Gambians urged to alternate rice consumption with other diets

By Betty Ceesay

To help ease the burden on the importation and the dependency on rice consumption in the country, Gambians have been urged to consider alternating rice consumption with another foodstuff, such as millet, coos, cassava, beans and find among others.

Speaking during the 2022 report of the PSRA visit to Sapu in the Central River Region, Omar Cole, the Senior Officer of the Agricultural Department of Sapu said the country cannot be rice self-sufficient unless Gambians change their eating habits, that rice is the staple food in the Gambia yet prices keep escalating which is as a result of the country’s high dependence on rice importations.

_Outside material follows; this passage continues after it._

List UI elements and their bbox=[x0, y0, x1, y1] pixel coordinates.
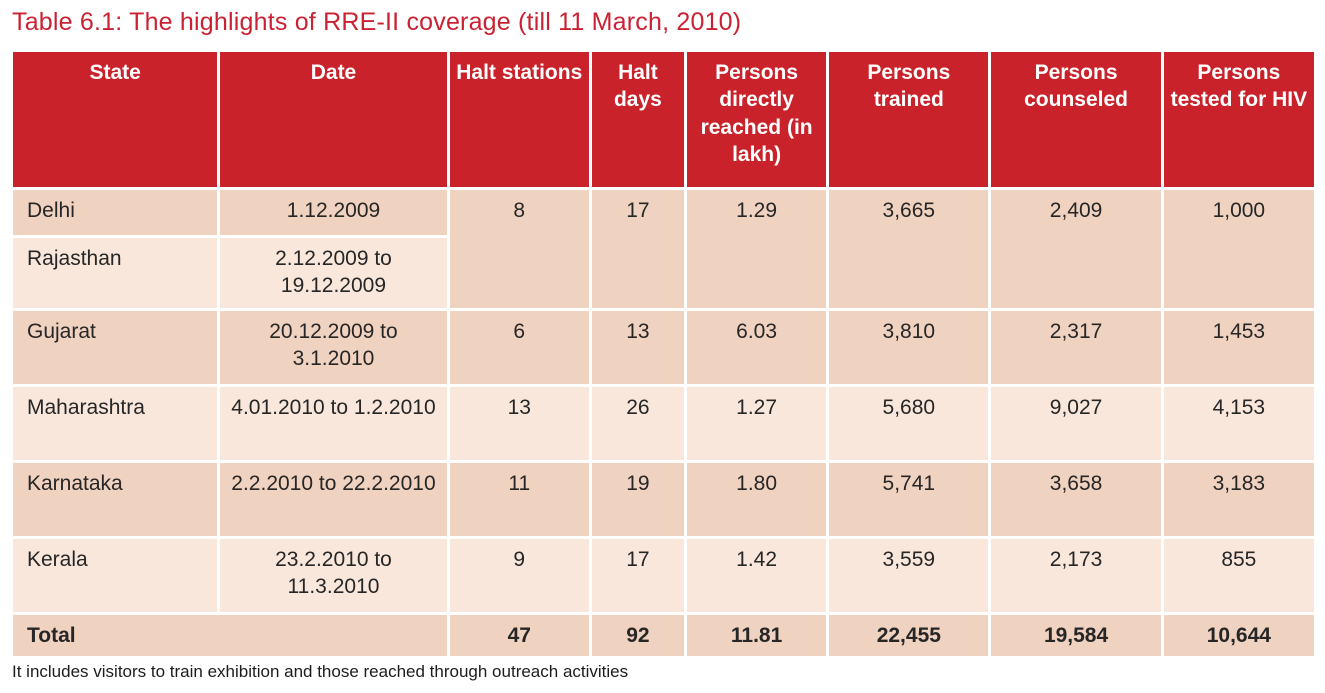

To solve the burden of rice importation, Mr. Cole urged Gambians to reconsider their daily rice consumption and resort to other available plant foods grown in the country.

According to reports, he said roughly every Gambian living in the country consumes rice at least once daily, leading to an estimate of 117kg average consumption per day, which puts much pressure on the agricultural sector which is already facing numerous challenges.

He added that the consumption rates usually depend on the living standard of the family, as some families consume rice three (3) times a day from breakfast to dinner while some families consume it once or twice a day.

He said rice is a carbohydrate and it needs enough supporting foods to render a balanced diet to the consumer. Which, he said that Gambians lack. He added that these reasonable supplements will not only ease the burden on the farmers but also help Gambians gain a balanced diet which also enables farmers to meet the demands of the people.

He further stated the assumption of Gambians that Jahali and Pacha can feed the entire nation has been cleared, that he urged them to understand that Jahali and Pacha started during President Jawara’s era as a project, although very wide, it still cannot cater for the country’s high rice demands.

He mentioned that it is presently reported that the rice produced in the Gambia cannot feed the population for a complete three months which is a result of numerous problems faced by farmers about land size, climatic conditions, insufficient funding, and lack of technological innovations.

He said that humans are pushing the Earth’s capacity beyond its limits leading to mass destruction, and that pushing the planetary boundaries will only fuel earth’s increasing crises, that for this reason, solving the problems to achieve mass agricultural outputs will be a challenge not only in the country but worldwide.

He said the Gambia is a small country of less than 12,000 square kilometers, but it does not cover the land space required for growing rice, given the fact that farmers still struggle to attain and maintain machinery suitable for easy and quick rice production.

He noted that China as the country’s main aid in the farming industry, food production demands land size and machinery use and that the low level of mechanization is another problem faced by farmers.

Agriculture being an applied science, he said that it needs the support of other sciences to make things easy, but if these areas are not doing well enough to feed the industry, little can be expected from the sector unless the government imports experts to help.

The science fields that agriculture highly depended on are those like physics, Biology, Chemistry, etc, that the Gambia however has little to offer in these areas inferring that the Gambia’s agricultural sector is not getting enough required support in terms of machines and advice to improve in its agricultural production.

He mentioned other challenges faced near the forest where reported attacks from forest animals such as hippopotamus and baboons, that hippocampus could eat a whole field of rice in nothing less than 30 minutes, and even man as a pest, for this reason, the area has been fenced to limit these attacks from occurring considering the closeness of the field to the river.

He concluded that Gambian farmers also depend on tidal to plant the seedlings, but climate change has affected the normal tides necessary to pump water into the farms and all of these are problems holding back mass rice production in the Gambia. He said the Gambia’s agriculture can move forward if it’s privatized.